[comp.unix.wizards] ZFOD before COW

aglew@urbsdc.Urbana.Gould.COM (04/27/88)

/* Written  6:37 pm  Apr 26, 1988 by aglew@urbsdc.Urbana.Gould.COM in urbsdc:comp.arch */
/* ---------- "ZFOD before COW" ---------- */
This is more of an OS question than an architecture question
(although it does have implications for large sparse memory
applications), but I'm going to cross-post:

Does anyone know of systems that implement zero-fill-on-demand
copy-on-write between pages belonging to the same process?

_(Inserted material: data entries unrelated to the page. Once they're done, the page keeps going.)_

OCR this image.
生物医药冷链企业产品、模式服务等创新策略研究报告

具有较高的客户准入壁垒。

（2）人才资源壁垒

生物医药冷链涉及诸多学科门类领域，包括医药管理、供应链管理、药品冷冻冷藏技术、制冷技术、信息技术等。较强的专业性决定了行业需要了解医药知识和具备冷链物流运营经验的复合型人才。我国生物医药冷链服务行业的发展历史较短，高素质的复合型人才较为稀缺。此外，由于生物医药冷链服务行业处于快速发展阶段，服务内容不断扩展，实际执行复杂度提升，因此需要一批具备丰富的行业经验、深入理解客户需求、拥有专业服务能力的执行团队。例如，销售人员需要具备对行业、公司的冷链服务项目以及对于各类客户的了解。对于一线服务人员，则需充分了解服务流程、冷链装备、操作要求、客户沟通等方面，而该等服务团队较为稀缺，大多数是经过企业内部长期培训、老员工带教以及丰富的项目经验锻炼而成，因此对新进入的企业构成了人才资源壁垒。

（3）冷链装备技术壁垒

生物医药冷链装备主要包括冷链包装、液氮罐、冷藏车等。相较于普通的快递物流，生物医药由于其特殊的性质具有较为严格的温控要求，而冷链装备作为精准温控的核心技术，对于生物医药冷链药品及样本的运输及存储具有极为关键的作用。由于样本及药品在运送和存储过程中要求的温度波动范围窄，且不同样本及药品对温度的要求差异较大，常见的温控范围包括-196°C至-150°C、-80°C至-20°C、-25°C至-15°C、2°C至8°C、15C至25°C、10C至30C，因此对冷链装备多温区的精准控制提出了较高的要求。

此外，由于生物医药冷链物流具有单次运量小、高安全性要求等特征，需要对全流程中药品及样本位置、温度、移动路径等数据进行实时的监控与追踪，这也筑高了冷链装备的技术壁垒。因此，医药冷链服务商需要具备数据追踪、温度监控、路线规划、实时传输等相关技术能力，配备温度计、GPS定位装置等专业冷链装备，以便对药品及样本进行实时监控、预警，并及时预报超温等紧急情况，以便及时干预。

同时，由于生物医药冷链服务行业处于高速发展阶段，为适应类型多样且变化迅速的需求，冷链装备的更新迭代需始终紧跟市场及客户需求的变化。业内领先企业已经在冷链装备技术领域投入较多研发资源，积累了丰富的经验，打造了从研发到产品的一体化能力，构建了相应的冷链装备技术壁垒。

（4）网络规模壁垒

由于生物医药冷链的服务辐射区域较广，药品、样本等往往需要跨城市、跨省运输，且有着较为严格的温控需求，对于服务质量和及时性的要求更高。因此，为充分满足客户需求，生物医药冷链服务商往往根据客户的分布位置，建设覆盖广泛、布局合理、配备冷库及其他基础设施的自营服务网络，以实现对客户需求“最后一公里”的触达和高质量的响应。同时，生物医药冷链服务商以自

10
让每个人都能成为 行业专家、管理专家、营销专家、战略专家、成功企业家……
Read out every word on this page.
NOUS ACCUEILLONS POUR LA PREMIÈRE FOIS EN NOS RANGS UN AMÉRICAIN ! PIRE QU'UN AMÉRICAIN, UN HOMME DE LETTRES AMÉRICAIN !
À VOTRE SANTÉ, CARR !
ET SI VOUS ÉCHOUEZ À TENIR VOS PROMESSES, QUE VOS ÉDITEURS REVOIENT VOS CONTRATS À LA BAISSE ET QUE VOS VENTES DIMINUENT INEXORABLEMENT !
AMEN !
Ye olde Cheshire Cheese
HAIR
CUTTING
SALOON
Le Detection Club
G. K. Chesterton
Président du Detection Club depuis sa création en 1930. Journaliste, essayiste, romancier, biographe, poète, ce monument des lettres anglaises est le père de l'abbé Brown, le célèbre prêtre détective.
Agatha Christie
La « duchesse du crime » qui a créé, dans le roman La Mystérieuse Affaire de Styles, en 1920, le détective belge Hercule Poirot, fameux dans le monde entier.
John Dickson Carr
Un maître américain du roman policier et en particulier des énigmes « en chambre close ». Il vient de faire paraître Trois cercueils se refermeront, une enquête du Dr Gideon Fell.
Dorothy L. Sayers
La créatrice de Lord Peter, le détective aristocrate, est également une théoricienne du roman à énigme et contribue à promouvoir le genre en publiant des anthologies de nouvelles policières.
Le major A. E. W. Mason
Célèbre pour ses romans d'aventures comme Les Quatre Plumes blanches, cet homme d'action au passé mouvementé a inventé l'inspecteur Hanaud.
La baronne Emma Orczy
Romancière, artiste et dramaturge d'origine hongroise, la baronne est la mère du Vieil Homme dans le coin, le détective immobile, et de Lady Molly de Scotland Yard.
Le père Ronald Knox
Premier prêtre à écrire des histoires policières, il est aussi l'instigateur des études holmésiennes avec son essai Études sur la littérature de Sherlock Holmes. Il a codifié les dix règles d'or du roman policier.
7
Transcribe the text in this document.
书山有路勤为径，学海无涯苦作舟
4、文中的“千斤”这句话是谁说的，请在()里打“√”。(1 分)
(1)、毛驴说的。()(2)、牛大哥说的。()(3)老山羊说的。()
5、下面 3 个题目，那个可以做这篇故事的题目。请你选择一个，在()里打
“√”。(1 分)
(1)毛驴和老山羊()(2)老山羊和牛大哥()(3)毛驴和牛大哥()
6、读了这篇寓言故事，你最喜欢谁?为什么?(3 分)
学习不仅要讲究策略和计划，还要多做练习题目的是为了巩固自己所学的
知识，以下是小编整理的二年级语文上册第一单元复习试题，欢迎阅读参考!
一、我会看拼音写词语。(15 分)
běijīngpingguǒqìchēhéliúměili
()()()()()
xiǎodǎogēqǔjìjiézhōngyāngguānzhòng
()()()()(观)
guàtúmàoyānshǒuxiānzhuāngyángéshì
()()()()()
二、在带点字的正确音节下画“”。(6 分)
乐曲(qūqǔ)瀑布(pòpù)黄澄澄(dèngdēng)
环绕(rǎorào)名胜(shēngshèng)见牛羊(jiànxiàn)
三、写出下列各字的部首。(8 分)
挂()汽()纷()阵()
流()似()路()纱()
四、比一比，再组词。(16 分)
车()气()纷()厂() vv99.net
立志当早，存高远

Background: ZFOD pages are pages that, when referenced, are 
allocated and then filled with zeroes. UNIX BSS is implemented
this way.

COW pages are two pages that are logically distinct, yet contain
the same data initially; so, they are created to point to the
same page, but write-protected; if there is ever a write that
causes them to become distinct, it faults, and a non-shared copy
of the page is created. COW is used in some UNIXes to implement
the address space copy of a fork() that creates two identical 
processes.

(While we are at it, copy-on-reference pages in virtual memory 
can be used to improve locality as processes migrate through 
a loosely connected distributed system, or even across a system
of memory busses in a multiprocessor (where accessing a page on
another bus is more expensive than on your own), used to migrate
memory close to where it is being used without copying the entire
address space.)

Reason for the question: I'm interested in an application that uses
a very large very sparse address space. The non-sparse regions are
clumpy, so there will be large contiguous regions of zeroes.
However, the probe density is high - many of those unused regions
will be read, but not written to.
    Simple ZFOD isn't satisfactory, since real pages will be allocated
and zero-filled as I read from them. What I really want is to 
allocate all the pages in my address space pointing to a single
page of zeroes, COWing if I write to a particular page.
    Since I do not know how much address space I need (ie. how
may PTEs need to be allocated) I would like to first take a fault
on reference, allocate the PTEs, pointing to the page of zeroes,
be able to read from those pages without further faults, and then
COW on a write fault. Thus, zero-point-on-read, before COW.
    Obviously, I am interested in OS support for this, since it's
an application. Can anybody point me to systems that already do it
(and boy! won't I be embarassed if one of the systems that I have
source access to does. But anyway...)

aglew@gould.com


/* End of text from urbsdc:comp.arch */

jc@minya.UUCP (John Chambers) (05/02/88)

In article <57900012@urbsdc>, aglew@urbsdc.Urbana.Gould.COM writes:
> Does anyone know of systems that implement zero-fill-on-demand
> copy-on-write between pages belonging to the same process?
> 
> Background: ZFOD pages are pages that, when referenced, are 
> allocated and then filled with zeroes. 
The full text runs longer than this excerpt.